The default account-level concurrency limit is 1,000 concurrent executions per region (can be increased via support ticket). This is shared across all functions. Use reserved concurrency to cap a function's concurrency (prevents one noisy function from consuming all capacity) and to guarantee minimum capacity. Use Provisioned Concurrency to pre-warm environments for latency-sensitive functions.
Can Lambda functions access resources in a private VPC?
Yes. Configure Lambda with VPC settings (subnet IDs and security group IDs) and it will create an ENI in your VPC. Lambda then routes VPC traffic through that ENI. For internet access, the Lambda function's subnet needs a route to a NAT Gateway. For AWS services (DynamoDB, S3), use VPC Endpoints to avoid NAT costs and latency.
How do I handle database connections in Lambda?
Never open a new connection per invocation. Establish connections in the initialization code (outside the handler) so they're reused across warm invocations. For Aurora MySQL/PostgreSQL, use RDS Proxy — it pools connections at the proxy layer, solving the problem of Lambda functions exhausting database connection limits at scale.

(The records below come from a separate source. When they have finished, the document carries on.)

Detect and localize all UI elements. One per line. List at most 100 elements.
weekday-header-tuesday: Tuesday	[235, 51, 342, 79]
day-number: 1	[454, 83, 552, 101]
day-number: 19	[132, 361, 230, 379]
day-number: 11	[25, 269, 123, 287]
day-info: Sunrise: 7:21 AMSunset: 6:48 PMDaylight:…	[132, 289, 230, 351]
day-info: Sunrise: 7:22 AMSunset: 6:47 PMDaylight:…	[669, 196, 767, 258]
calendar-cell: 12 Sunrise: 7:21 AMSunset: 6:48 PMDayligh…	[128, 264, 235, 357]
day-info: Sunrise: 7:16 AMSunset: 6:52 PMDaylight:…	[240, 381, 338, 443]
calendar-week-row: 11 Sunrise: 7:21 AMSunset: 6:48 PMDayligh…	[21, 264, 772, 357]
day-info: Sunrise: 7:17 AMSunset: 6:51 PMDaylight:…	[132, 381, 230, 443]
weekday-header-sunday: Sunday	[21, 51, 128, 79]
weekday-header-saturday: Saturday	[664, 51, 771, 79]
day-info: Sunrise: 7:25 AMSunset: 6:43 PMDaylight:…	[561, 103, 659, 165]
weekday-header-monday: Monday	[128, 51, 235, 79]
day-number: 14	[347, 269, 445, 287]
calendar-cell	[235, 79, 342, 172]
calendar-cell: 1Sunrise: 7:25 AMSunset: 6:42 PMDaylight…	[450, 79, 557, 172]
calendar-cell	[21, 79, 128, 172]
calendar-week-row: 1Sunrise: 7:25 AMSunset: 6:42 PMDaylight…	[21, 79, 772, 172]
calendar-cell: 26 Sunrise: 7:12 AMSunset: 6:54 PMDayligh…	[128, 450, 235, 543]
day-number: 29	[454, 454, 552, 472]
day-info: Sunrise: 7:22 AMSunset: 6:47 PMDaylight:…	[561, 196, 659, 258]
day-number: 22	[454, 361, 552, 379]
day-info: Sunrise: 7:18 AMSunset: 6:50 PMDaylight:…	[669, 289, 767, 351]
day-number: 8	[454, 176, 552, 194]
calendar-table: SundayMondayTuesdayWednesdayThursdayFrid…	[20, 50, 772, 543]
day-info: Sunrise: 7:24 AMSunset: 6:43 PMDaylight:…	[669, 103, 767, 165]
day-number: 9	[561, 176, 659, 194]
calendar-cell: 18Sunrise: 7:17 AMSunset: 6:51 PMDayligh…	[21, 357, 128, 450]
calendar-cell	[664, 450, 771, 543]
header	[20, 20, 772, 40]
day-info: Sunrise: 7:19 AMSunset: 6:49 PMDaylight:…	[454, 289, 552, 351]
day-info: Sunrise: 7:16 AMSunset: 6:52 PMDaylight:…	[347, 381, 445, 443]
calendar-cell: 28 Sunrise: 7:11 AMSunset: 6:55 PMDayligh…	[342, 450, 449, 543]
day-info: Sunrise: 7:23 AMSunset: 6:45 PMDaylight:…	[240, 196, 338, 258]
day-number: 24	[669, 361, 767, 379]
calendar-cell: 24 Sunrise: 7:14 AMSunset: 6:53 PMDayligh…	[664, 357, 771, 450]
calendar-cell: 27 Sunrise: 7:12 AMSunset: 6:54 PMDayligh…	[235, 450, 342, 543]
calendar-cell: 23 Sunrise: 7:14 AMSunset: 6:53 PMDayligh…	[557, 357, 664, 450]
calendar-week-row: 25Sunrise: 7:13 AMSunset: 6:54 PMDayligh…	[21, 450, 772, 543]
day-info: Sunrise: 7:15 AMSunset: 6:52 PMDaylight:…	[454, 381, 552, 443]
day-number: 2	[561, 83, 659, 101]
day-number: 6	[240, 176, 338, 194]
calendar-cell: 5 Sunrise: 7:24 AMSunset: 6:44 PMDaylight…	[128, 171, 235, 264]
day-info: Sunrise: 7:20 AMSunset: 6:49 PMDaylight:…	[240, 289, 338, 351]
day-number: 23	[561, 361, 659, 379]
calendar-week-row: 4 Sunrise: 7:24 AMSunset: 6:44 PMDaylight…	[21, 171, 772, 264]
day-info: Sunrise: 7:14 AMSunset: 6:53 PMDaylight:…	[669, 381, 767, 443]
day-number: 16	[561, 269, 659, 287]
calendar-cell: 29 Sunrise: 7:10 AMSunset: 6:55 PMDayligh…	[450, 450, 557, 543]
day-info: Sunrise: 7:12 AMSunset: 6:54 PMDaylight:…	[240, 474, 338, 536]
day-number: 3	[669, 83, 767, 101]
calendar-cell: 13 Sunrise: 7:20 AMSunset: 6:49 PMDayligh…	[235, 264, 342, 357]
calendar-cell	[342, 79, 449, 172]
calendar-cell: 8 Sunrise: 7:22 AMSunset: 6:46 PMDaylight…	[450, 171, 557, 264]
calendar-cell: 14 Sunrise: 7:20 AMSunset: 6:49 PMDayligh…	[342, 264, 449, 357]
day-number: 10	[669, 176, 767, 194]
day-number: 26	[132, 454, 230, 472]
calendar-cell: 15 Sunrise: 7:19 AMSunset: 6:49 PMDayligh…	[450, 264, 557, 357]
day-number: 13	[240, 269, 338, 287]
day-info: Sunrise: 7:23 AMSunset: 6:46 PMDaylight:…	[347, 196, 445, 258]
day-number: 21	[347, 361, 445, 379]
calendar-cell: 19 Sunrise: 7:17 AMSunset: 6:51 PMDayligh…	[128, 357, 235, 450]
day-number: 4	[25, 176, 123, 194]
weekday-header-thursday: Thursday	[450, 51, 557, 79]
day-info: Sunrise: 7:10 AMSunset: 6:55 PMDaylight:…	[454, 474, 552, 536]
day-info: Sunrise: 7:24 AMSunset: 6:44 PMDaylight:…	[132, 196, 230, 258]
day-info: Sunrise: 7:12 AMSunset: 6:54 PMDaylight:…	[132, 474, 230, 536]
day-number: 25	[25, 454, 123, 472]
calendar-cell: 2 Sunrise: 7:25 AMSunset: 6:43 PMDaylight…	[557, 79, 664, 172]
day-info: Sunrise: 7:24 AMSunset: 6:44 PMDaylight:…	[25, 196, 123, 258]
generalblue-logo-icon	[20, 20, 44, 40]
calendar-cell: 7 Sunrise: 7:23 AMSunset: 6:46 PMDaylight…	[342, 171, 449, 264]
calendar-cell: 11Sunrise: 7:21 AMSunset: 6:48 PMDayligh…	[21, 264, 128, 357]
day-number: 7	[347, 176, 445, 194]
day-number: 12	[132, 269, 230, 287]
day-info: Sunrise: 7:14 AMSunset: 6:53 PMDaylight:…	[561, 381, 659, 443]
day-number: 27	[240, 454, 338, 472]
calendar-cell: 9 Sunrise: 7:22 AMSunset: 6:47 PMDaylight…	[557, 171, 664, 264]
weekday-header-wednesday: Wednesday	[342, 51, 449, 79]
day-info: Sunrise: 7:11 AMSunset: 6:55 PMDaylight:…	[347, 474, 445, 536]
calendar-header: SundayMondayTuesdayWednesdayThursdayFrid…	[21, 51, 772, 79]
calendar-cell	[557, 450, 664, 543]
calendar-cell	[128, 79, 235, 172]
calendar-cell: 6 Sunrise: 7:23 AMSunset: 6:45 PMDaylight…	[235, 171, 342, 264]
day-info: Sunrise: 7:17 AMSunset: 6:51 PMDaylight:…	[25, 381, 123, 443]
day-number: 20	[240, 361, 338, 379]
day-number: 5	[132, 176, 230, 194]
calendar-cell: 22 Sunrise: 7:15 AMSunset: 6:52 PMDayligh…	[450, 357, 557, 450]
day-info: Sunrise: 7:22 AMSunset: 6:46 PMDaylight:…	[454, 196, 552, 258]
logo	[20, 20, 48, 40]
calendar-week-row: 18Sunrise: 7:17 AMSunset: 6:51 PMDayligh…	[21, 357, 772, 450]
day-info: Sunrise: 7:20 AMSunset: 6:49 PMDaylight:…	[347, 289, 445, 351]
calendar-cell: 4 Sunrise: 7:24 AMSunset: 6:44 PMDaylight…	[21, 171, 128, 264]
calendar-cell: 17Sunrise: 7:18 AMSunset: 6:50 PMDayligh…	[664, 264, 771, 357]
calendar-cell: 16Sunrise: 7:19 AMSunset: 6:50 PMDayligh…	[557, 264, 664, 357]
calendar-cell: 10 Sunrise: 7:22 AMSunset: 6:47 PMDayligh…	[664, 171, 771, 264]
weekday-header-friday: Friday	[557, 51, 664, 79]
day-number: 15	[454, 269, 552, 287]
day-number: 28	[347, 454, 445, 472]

What's the best way to deploy Lambda functions?
Use AWS SAM (Serverless Application Model) or CDK for infrastructure-as-code deployments. For CI/CD, use CodePipeline with CodeBuild, or GitHub Actions with the AWS SAM CLI. Always deploy to a versioned alias (not $LATEST) for production — this enables traffic shifting (canary deployments: 10% to new version, 90% to old) and rollback without redeployment.
Is Lambda cost-effective compared to EC2?
For intermittent or event-driven workloads, Lambda is significantly cheaper — you pay $0.0000002 per request and $0.0000166667 per GB-second. A function handling 1 million requests/month at 512 MB / 200ms average costs ~$1.67. But for always-on workloads with consistent traffic, EC2 or containers (ECS/EKS) will be cheaper. The break-even point is typically around 20–30% CPU utilization equivalent.